La Société Générale réintègre sa banque en ligne
Alors que Boursorama a publié des comptes 2013 contrastés, la Société Générale veut renforcer son contrôle sur la banque en ligne. Elle possède actuellement 55,5% de son capital, tandis que la caisse d’épargne catalane La Caixa en détient 20,7%. Le flottant représente 20,7% du capital, tandis que le solde (3,1%) est en autocontrôle. La Société Générale a annoncé hier son intention de déposer une OPA simplifiée sur les titres Boursorama non encore détenus par les deux banques. Elle pourrait potentiellement contrôler près de 80% de sa filiale.
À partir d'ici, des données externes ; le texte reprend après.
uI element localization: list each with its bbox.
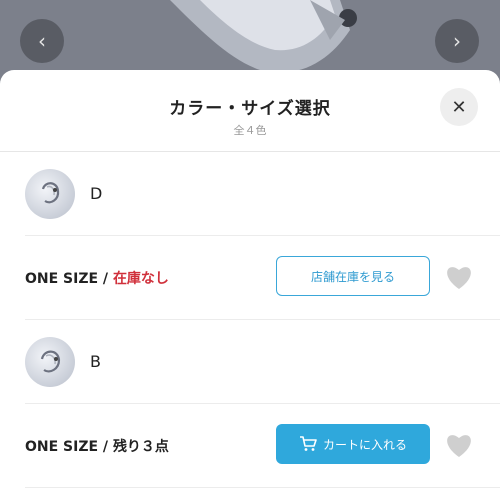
- color-name: B: [90, 352, 101, 371]
- heart-icon: [447, 267, 471, 289]
- stock-status: 在庫なし: [112, 271, 169, 287]
- favorite-button[interactable]: [445, 432, 473, 458]
- add-to-cart-button[interactable]: カートに入れる: [276, 424, 430, 464]
- add-to-cart-label: カートに入れる: [322, 437, 407, 452]
- chevron-right-icon: ›: [453, 29, 461, 53]
- color-size-sheet: カラー・サイズ選択 全４色 ✕ D ONE SIZE / 在庫なし 店舗在庫を見…: [0, 70, 500, 500]
- size-row: ONE SIZE / 残り３点 カートに入れる: [25, 404, 500, 488]
- color-row: B: [25, 320, 500, 404]
- favorite-button[interactable]: [445, 264, 473, 290]
- size-label: ONE SIZE /: [25, 271, 109, 287]
- color-thumbnail: [25, 337, 75, 387]
- color-thumbnail: [25, 169, 75, 219]
- view-store-stock-button[interactable]: 店舗在庫を見る: [276, 256, 430, 296]
- stock-status: 残り３点: [112, 439, 169, 455]
- chevron-left-icon: ‹: [38, 29, 46, 53]
- size-stock-label: ONE SIZE / 在庫なし: [25, 268, 169, 288]
- sheet-title: カラー・サイズ選択: [169, 99, 331, 119]
- color-row: D: [25, 152, 500, 236]
- color-name: D: [90, 184, 103, 203]
- close-icon: ✕: [451, 96, 467, 118]
- size-stock-label: ONE SIZE / 残り３点: [25, 436, 169, 456]
- heart-icon: [447, 435, 471, 457]
- size-label: ONE SIZE /: [25, 439, 109, 455]
- view-store-stock-label: 店舗在庫を見る: [310, 269, 395, 284]
- previous-image-button[interactable]: ‹: [20, 19, 64, 63]
- color-count: 全４色: [233, 124, 267, 137]
- size-row: ONE SIZE / 在庫なし 店舗在庫を見る: [25, 236, 500, 320]
- sheet-header: カラー・サイズ選択 全４色 ✕: [0, 70, 500, 152]
- cart-icon: [299, 436, 317, 451]
- next-image-button[interactable]: ›: [435, 19, 479, 63]
- close-button[interactable]: ✕: [440, 88, 478, 126]
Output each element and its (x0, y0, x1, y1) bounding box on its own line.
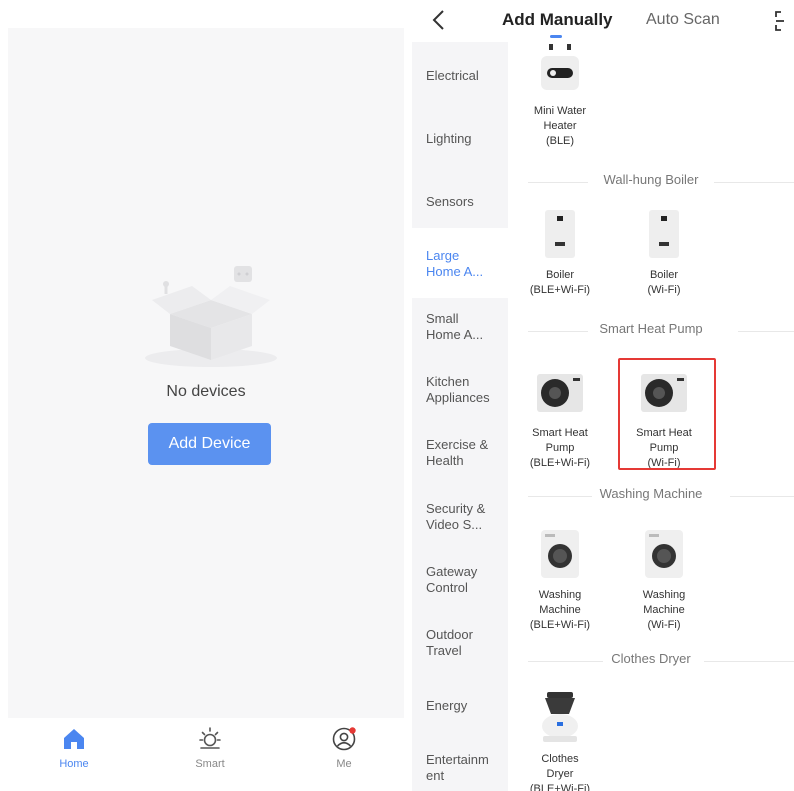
device-name: Clothes Dryer (541, 753, 579, 780)
category-item[interactable]: Lighting (412, 131, 508, 147)
add-device-screen: Add Manually Auto Scan Electrical Lighti… (412, 0, 794, 791)
bottom-tab-bar: Home Smart Me (8, 718, 404, 791)
section-title: Washing Machine (508, 486, 794, 506)
empty-state-text: No devices (166, 383, 246, 400)
section-title: Clothes Dryer (508, 651, 794, 671)
add-device-button[interactable]: Add Device (148, 423, 271, 465)
device-name: Boiler (545, 269, 575, 281)
section-divider (704, 661, 794, 662)
device-name: Washing Machine (642, 589, 686, 616)
section-title: Wall-hung Boiler (508, 172, 794, 192)
device-washer-ble-wifi[interactable]: Washing Machine (BLE+Wi-Fi) (512, 528, 608, 633)
section-divider (714, 182, 794, 183)
device-boiler-wifi[interactable]: Boiler (Wi-Fi) (616, 208, 712, 298)
washing-machine-thumbnail (645, 530, 683, 578)
tab-add-manually[interactable]: Add Manually (502, 10, 613, 30)
washing-machine-thumbnail (541, 530, 579, 578)
device-heat-pump-ble-wifi[interactable]: Smart Heat Pump (BLE+Wi-Fi) (512, 366, 608, 471)
device-clothes-dryer[interactable]: Clothes Dryer (BLE+Wi-Fi) (512, 692, 608, 791)
back-arrow-icon[interactable] (430, 8, 448, 32)
tab-me-label: Me (336, 758, 352, 770)
device-connectivity: (BLE+Wi-Fi) (529, 284, 591, 296)
device-name: Washing Machine (538, 589, 582, 616)
section-divider (528, 182, 588, 183)
section-title-text: Washing Machine (591, 486, 711, 501)
device-name: Mini Water Heater (533, 105, 587, 132)
home-background (8, 28, 404, 718)
device-connectivity: (BLE+Wi-Fi) (529, 457, 591, 469)
category-item[interactable]: Gateway Control (412, 564, 508, 596)
category-item[interactable]: Sensors (412, 194, 508, 210)
tab-home[interactable]: Home (34, 726, 114, 770)
device-mini-water-heater[interactable]: Mini Water Heater (BLE) (512, 44, 608, 149)
boiler-thumbnail (649, 210, 679, 258)
section-divider (738, 331, 794, 332)
category-item-active[interactable]: Large Home A... (412, 228, 508, 298)
device-name: Smart Heat Pump (532, 427, 588, 454)
category-item[interactable]: Kitchen Appliances (412, 374, 508, 406)
profile-icon (332, 727, 356, 751)
device-connectivity: (Wi-Fi) (647, 284, 681, 296)
category-item[interactable]: Electrical (412, 68, 508, 84)
device-boiler-ble-wifi[interactable]: Boiler (BLE+Wi-Fi) (512, 208, 608, 298)
category-item[interactable]: Entertainm ent (412, 752, 508, 784)
water-heater-thumbnail (541, 44, 579, 90)
category-item[interactable]: Energy (412, 698, 508, 714)
home-screen: No devices Add Device Home Smart Me (0, 0, 412, 791)
heat-pump-thumbnail (537, 374, 583, 412)
scan-icon[interactable] (774, 10, 794, 32)
empty-box-illustration (145, 266, 277, 367)
category-item[interactable]: Outdoor Travel (412, 627, 508, 659)
section-divider (528, 331, 588, 332)
clothes-dryer-thumbnail (542, 692, 578, 742)
boiler-thumbnail (545, 210, 575, 258)
device-connectivity: (BLE) (545, 135, 575, 147)
section-title: Smart Heat Pump (508, 321, 794, 341)
category-item[interactable]: Security & Video S... (412, 501, 508, 533)
device-connectivity: (Wi-Fi) (647, 619, 681, 631)
category-item[interactable]: Small Home A... (412, 311, 508, 343)
home-icon (64, 729, 84, 749)
category-sidebar: Electrical Lighting Sensors Large Home A… (412, 42, 508, 791)
sun-icon (199, 727, 221, 749)
section-divider (730, 496, 794, 497)
tab-home-label: Home (59, 758, 89, 770)
device-washer-wifi[interactable]: Washing Machine (Wi-Fi) (616, 528, 712, 633)
section-title-text: Clothes Dryer (603, 651, 699, 666)
section-title-text: Wall-hung Boiler (595, 172, 707, 187)
device-connectivity: (BLE+Wi-Fi) (529, 619, 591, 631)
category-item[interactable]: Exercise & Health (412, 437, 508, 469)
device-list: Mini Water Heater (BLE) Wall-hung Boiler… (508, 42, 794, 791)
active-tab-indicator (550, 35, 562, 38)
device-connectivity: (BLE+Wi-Fi) (529, 783, 591, 791)
tab-smart[interactable]: Smart (170, 726, 250, 770)
device-name: Boiler (649, 269, 679, 281)
section-title-text: Smart Heat Pump (591, 321, 711, 336)
tab-me[interactable]: Me (304, 726, 384, 770)
section-divider (528, 661, 610, 662)
tab-auto-scan[interactable]: Auto Scan (646, 11, 720, 29)
tab-smart-label: Smart (195, 758, 225, 770)
section-divider (528, 496, 598, 497)
selection-highlight-box (618, 358, 716, 470)
add-device-header: Add Manually Auto Scan (412, 0, 794, 42)
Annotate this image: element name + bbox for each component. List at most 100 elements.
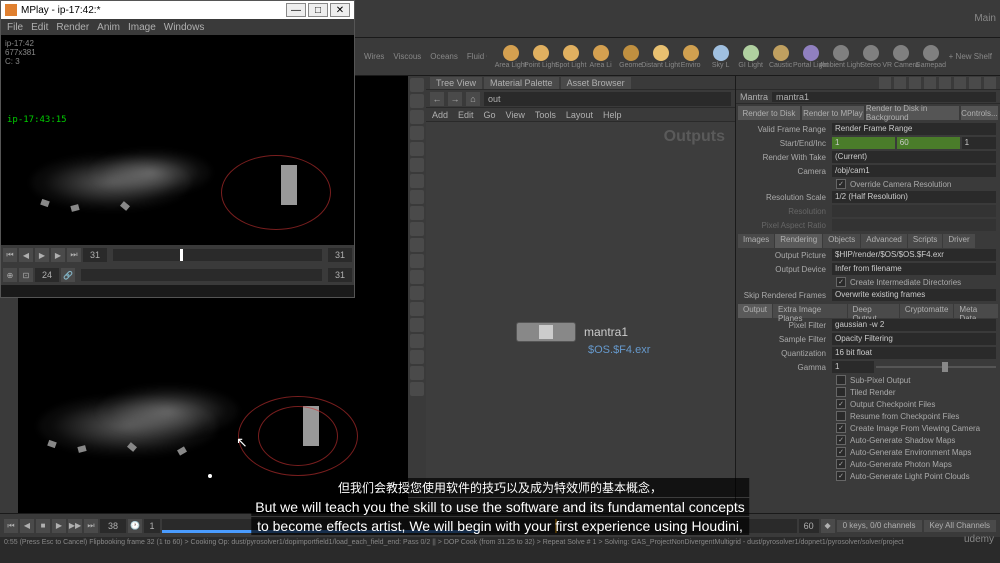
gear-icon[interactable] (984, 77, 996, 89)
render-to-disk-button[interactable]: Render to Disk (738, 106, 800, 120)
start-frame-field[interactable]: 1 (144, 519, 160, 533)
param-tool-icon[interactable] (894, 77, 906, 89)
checkbox[interactable]: ✓ (836, 435, 846, 445)
current-frame-field[interactable]: 38 (100, 519, 126, 533)
mplay-menu-anim[interactable]: Anim (97, 22, 120, 33)
display-option-icon[interactable] (410, 382, 424, 396)
checkbox[interactable] (836, 375, 846, 385)
play-button[interactable]: ▶ (52, 519, 66, 533)
tab-images[interactable]: Images (738, 234, 774, 248)
param-tool-icon[interactable] (879, 77, 891, 89)
subtab-extra[interactable]: Extra Image Planes (773, 304, 847, 318)
prev-frame-button[interactable]: ◀ (19, 248, 33, 262)
subtab-meta[interactable]: Meta Data (954, 304, 998, 318)
last-frame-button[interactable]: ⏭ (84, 519, 98, 533)
end-frame-field[interactable]: 60 (799, 519, 819, 533)
shelf-tool[interactable]: Gamepad (919, 42, 943, 72)
display-option-icon[interactable] (410, 190, 424, 204)
net-menu-view[interactable]: View (506, 110, 525, 120)
minimize-button[interactable]: — (286, 3, 306, 17)
new-shelf-button[interactable]: + New Shelf (945, 51, 996, 62)
last-frame-button[interactable]: ⏭ (67, 248, 81, 262)
link-button[interactable]: 🔗 (61, 268, 75, 282)
display-option-icon[interactable] (410, 110, 424, 124)
path-field[interactable]: out (484, 92, 731, 106)
shelf-tool[interactable]: Enviro (679, 42, 703, 72)
param-tool-icon[interactable] (954, 77, 966, 89)
inc-field[interactable]: 1 (962, 137, 996, 149)
shelf-tab[interactable]: Viscous (389, 51, 425, 62)
forward-button[interactable]: → (448, 92, 462, 106)
display-option-icon[interactable] (410, 334, 424, 348)
shelf-tool[interactable]: GI Light (739, 42, 763, 72)
tab-advanced[interactable]: Advanced (861, 234, 907, 248)
pixel-filter-field[interactable]: gaussian -w 2 (832, 319, 996, 331)
display-option-icon[interactable] (410, 222, 424, 236)
tab-rendering[interactable]: Rendering (775, 234, 822, 248)
mplay-timeline-track[interactable] (113, 249, 322, 261)
render-bg-button[interactable]: Render to Disk in Background (866, 106, 959, 120)
create-dirs-checkbox[interactable]: ✓ (836, 277, 846, 287)
play-back-button[interactable]: ◀ (20, 519, 34, 533)
display-option-icon[interactable] (410, 302, 424, 316)
network-tab[interactable]: Tree View (430, 77, 482, 89)
checkbox[interactable]: ✓ (836, 459, 846, 469)
tab-objects[interactable]: Objects (823, 234, 860, 248)
network-tab[interactable]: Asset Browser (561, 77, 631, 89)
net-menu-go[interactable]: Go (484, 110, 496, 120)
mplay-menu-render[interactable]: Render (56, 22, 89, 33)
mplay-menu-file[interactable]: File (7, 22, 23, 33)
shelf-tool[interactable]: VR Camera (889, 42, 913, 72)
display-option-icon[interactable] (410, 350, 424, 364)
subtab-crypto[interactable]: Cryptomatte (900, 304, 954, 318)
render-to-mplay-button[interactable]: Render to MPlay (802, 106, 864, 120)
keyframe-icon[interactable]: ◆ (821, 519, 835, 533)
gamma-field[interactable]: 1 (832, 361, 874, 373)
override-res-checkbox[interactable]: ✓ (836, 179, 846, 189)
display-option-icon[interactable] (410, 206, 424, 220)
net-menu-layout[interactable]: Layout (566, 110, 593, 120)
home-icon[interactable]: ⌂ (466, 92, 480, 106)
back-button[interactable]: ← (430, 92, 444, 106)
shelf-tool[interactable]: Area Light (499, 42, 523, 72)
realtime-button[interactable]: 🕐 (128, 519, 142, 533)
shelf-tool[interactable]: Ambient Light (829, 42, 853, 72)
shelf-tool[interactable]: Caustic (769, 42, 793, 72)
subtab-output[interactable]: Output (738, 304, 772, 318)
sample-filter-dropdown[interactable]: Opacity Filtering (832, 333, 996, 345)
mplay-viewer[interactable]: ip-17:42 677x381 C: 3 ip-17:43:15 (1, 35, 354, 245)
shelf-tab[interactable]: Fluid C (463, 51, 487, 62)
shelf-tool[interactable]: Stereo (859, 42, 883, 72)
node-mantra1[interactable]: mantra1 (516, 322, 628, 342)
mplay-frame2-field[interactable]: 24 (35, 268, 59, 282)
tab-driver[interactable]: Driver (943, 234, 974, 248)
shelf-tool[interactable]: Sky L (709, 42, 733, 72)
mplay-menu-windows[interactable]: Windows (164, 22, 205, 33)
display-option-icon[interactable] (410, 174, 424, 188)
first-frame-button[interactable]: ⏮ (3, 248, 17, 262)
network-canvas[interactable]: Outputs mantra1 $OS.$F4.exr (426, 122, 735, 513)
checkbox[interactable]: ✓ (836, 399, 846, 409)
shelf-tool[interactable]: Spot Light (559, 42, 583, 72)
mplay-titlebar[interactable]: MPlay - ip-17:42:* — □ ✕ (1, 1, 354, 19)
shelf-tool[interactable]: Distant Light (649, 42, 673, 72)
first-frame-button[interactable]: ⏮ (4, 519, 18, 533)
display-option-icon[interactable] (410, 286, 424, 300)
checkbox[interactable]: ✓ (836, 471, 846, 481)
mplay-menu-edit[interactable]: Edit (31, 22, 48, 33)
display-option-icon[interactable] (410, 126, 424, 140)
network-tab[interactable]: Material Palette (484, 77, 559, 89)
end-frame-field[interactable]: 60 (897, 137, 960, 149)
take-dropdown[interactable]: (Current) (832, 151, 996, 163)
display-option-icon[interactable] (410, 158, 424, 172)
mplay-window[interactable]: MPlay - ip-17:42:* — □ ✕ File Edit Rende… (0, 0, 355, 298)
zoom-button[interactable]: ⊕ (3, 268, 17, 282)
checkbox[interactable] (836, 411, 846, 421)
display-option-icon[interactable] (410, 142, 424, 156)
checkbox[interactable]: ✓ (836, 447, 846, 457)
param-tool-icon[interactable] (939, 77, 951, 89)
mplay-frame-field[interactable]: 31 (83, 248, 107, 262)
next-frame-button[interactable]: ▶ (51, 248, 65, 262)
tab-scripts[interactable]: Scripts (908, 234, 942, 248)
param-tool-icon[interactable] (924, 77, 936, 89)
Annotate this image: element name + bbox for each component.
La Caixa et la Société Générale ont signé un nouveau pacte d’actionnaires la veille de l’annonce, lequel constitue une action de concert. Dès lors, l’opération, prévue en mai, sera suivie d’un retrait obligatoire si le seuil de détention de 95% était franchi par les membres du pacte. Le prix est fixé à 12 euros par action, soit une prime de 22% au-dessus du cours de clôture de lundi. Il valorise Boursorama à 1,05 milliard d’euros. Dans les livres de CaixaBank, l’entité bancaire de La Caixa, l’action était inscrite à 10,5 euros.
La montée au capital de l’établissement français ne serait pas un prélude à l’acquisition de la part détenue par La Caixa. Les deux partenaires «viennent de renforcer leur coopération et de formaliser leur vision stratégique commune de la banque en ligne en France et en Europe», écrit la Société Générale dans son communiqué. Le précédent pacte datait de 2006.
Si la perte de 36 millions d’euros accusée par Boursorama en 2013 est liée aux dépréciations enregistrées en Allemagne et au Royaume-Uni (à tel point qu’un retrait d’outre-Manche n’est pas exclu), l’activité en Espagne est au contraire source de satisfaction. Le PNB de Self Bank (détenu à 51% par la banque française et 49% par CaixaBank) a progressé de 44% à 10,5 millions d’euros, le nombre de clients de 14% (à 76.000) et la filiale est bénéficiaire (1,6 million).
Le rachat des minoritaires était envisagé depuis l’année dernière par plusieurs analystes. La décision ne devrait donc pas surprendre, d’autant que le prix proposé est supérieur à ce que les professionnels imaginaient à l’époque. Le titre s’est d’ailleurs adjugé jusqu’à 3,1% hier, clôturant la séance en hausse de 2,9% (à 9,83 euros).
L’intérêt de la cotation s’est révélé limité pour Boursorama. Elle ne faisait pas appel au marché et devait communiquer des informations financières détaillées, obligation à laquelle ses concurrents échappent, y compris les filiales de groupes cotés: ING Direct, Hello Bank (BNP Paribas), Fortuneo (Crédit Mutuel Arkéa), Groupama Banque, Axa Bank, etc. «L’arrivée d’Hello Bank ‘bouscule’ Boursorama et pourrait l’obliger à repenser ou renforcer certains aspects de son business model», indiquait Pierre Chedeville, analyste chez CM-CIC Securities, dans une note en novembre. Il estimait qu’un rachat des minoritaires «pourrait émerger des réflexions stratégiques de la SG sur l’accélération de sa stratégie d’offre bancaire en ligne», alors que la concurrence est rude et la rentabilité difficile à trouver dans un secteur pourtant voué à monter en puissance face aux réseaux bancaires physiques.
Demeure le sujet de l’utilisation des fonds propres excédentaires de Boursorama. La banque en ligne affiche un ratio de solvabilité core tier one de 31% au 31 décembre 2013, sans que la croissance de la société justifie un tel coussin. De quoi financer un développement plus ambitieux, ou reverser un généreux dividende exceptionnel.